Forces allied with the country's unity government discovered the archives as they searched buildings seized during their months-long battle to oust Isis from its coastal bastion of Sirte.
The documents belonged to the jihadists' "Judicial and Complaints Department".
Published on pro-government forces' Facebook pages, they include marriage contracts and divorce rulings.
In one example from November 31, 2015, Abu Mansour, a Tunisian born in 1977, married a Nigerian called Miriam, in the presence of Sudanese and Malian witnesses.
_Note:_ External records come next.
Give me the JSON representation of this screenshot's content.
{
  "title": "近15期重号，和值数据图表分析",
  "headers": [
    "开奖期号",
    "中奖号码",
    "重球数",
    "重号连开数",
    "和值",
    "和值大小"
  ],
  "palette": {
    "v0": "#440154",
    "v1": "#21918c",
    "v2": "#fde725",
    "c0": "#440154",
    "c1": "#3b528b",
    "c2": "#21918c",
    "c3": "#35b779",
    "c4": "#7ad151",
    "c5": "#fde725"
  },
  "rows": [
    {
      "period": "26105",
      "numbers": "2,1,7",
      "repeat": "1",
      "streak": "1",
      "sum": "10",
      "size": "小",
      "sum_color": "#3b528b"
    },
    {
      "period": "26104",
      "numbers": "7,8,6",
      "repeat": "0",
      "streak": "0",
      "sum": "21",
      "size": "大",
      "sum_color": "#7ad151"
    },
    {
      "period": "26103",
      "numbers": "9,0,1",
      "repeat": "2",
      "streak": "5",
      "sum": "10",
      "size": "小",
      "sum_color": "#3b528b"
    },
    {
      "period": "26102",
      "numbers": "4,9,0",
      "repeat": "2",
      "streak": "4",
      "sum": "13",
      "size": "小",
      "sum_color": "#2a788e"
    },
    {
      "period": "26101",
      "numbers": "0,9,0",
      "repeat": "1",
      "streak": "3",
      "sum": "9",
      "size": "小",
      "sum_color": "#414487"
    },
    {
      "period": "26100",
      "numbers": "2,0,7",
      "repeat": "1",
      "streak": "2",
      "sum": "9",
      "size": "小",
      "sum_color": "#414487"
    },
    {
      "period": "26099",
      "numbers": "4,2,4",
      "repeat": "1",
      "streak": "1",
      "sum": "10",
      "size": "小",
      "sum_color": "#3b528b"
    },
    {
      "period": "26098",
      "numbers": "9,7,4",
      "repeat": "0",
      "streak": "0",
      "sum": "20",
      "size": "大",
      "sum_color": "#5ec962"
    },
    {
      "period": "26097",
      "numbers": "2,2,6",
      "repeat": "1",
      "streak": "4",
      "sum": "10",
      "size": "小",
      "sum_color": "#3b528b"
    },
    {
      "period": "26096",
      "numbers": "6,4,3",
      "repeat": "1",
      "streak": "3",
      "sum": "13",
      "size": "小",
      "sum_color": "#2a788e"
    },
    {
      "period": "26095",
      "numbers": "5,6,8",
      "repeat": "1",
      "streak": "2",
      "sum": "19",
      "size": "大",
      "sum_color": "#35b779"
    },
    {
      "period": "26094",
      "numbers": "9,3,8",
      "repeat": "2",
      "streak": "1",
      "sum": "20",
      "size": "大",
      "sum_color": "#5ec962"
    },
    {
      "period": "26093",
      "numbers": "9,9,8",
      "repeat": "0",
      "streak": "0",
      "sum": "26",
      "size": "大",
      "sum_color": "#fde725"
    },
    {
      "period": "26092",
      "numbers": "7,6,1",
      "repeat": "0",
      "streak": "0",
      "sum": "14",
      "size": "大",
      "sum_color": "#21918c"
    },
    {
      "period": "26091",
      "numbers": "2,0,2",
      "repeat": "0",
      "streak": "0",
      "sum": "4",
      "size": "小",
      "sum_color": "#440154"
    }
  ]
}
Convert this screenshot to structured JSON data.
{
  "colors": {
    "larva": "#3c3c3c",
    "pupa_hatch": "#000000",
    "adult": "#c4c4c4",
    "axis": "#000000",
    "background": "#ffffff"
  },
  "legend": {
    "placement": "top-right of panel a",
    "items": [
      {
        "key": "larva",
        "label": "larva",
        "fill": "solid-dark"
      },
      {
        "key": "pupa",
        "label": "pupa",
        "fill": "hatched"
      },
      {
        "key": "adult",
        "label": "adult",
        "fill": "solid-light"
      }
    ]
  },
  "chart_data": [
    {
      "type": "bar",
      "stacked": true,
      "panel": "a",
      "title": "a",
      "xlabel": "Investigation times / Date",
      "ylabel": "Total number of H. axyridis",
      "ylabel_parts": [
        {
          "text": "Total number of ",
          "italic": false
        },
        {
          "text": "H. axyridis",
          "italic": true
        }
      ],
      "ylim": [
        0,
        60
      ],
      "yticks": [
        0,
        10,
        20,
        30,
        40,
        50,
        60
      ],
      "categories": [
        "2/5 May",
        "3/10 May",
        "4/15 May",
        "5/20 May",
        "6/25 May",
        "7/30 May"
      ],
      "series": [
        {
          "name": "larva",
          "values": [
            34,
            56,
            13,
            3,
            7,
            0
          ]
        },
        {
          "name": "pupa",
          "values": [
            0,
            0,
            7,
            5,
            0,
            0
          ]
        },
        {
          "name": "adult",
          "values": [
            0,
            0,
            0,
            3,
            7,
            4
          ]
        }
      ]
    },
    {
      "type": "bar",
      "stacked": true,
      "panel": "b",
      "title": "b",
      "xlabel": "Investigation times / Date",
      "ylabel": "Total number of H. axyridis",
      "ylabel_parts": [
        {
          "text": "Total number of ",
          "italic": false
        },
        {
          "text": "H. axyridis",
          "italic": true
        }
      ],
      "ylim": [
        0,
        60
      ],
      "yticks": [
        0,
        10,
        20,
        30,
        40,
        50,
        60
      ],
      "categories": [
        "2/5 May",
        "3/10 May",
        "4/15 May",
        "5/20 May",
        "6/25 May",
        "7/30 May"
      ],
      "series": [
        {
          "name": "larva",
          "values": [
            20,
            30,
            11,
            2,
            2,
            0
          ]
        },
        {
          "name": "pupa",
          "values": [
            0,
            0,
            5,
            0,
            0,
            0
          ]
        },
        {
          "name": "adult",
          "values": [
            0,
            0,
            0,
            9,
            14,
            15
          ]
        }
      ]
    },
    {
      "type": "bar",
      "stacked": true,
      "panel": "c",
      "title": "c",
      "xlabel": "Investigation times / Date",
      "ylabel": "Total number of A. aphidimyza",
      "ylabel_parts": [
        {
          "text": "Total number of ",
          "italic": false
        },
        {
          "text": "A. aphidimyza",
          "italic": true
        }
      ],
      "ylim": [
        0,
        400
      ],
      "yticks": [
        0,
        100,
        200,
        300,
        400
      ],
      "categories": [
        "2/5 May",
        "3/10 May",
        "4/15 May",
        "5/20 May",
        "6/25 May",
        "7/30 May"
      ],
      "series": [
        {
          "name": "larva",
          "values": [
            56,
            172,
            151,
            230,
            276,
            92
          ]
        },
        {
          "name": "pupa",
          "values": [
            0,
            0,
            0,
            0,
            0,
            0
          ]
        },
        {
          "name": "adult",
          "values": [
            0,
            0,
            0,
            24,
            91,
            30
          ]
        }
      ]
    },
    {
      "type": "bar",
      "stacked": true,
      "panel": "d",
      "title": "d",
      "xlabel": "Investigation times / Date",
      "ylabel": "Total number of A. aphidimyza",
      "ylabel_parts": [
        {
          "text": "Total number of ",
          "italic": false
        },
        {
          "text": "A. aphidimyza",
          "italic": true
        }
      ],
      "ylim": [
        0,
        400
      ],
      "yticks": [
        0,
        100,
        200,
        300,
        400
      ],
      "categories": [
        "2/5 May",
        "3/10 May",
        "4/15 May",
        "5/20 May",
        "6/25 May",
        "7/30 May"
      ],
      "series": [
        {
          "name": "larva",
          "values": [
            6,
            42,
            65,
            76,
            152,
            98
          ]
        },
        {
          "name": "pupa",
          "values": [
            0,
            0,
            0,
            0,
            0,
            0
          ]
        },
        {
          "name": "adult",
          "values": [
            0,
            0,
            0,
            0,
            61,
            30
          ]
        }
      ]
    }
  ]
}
In contrast to Islamic norms, Abu Mansour did not pay a dowry but vowed to pay compensation in the event of his death or the marriage being dissolved - in the form of an explosive belt.
Fatima, from Nigeria, was promised a Kalashnikov assault rifle in case of divorce or if her husband, Malian Abu Said, died.
Isis jihadists took over Sirte in June 2015 and imposed a reign of terror including executions in public squares.
They patrolled the streets in 4x4s to ensure that men were observing prayer times and women were not venturing out alone.
Forces allied with Libya's Government of National Accord launched an offensive on May 12 to retake the port city that was the home town of late dictator Muammar Gaddafi.
They cornered the jihadists in a small area in central Sirte but were slowed down by snipers and suicide bombings that have killed some 450 pro-government fighters.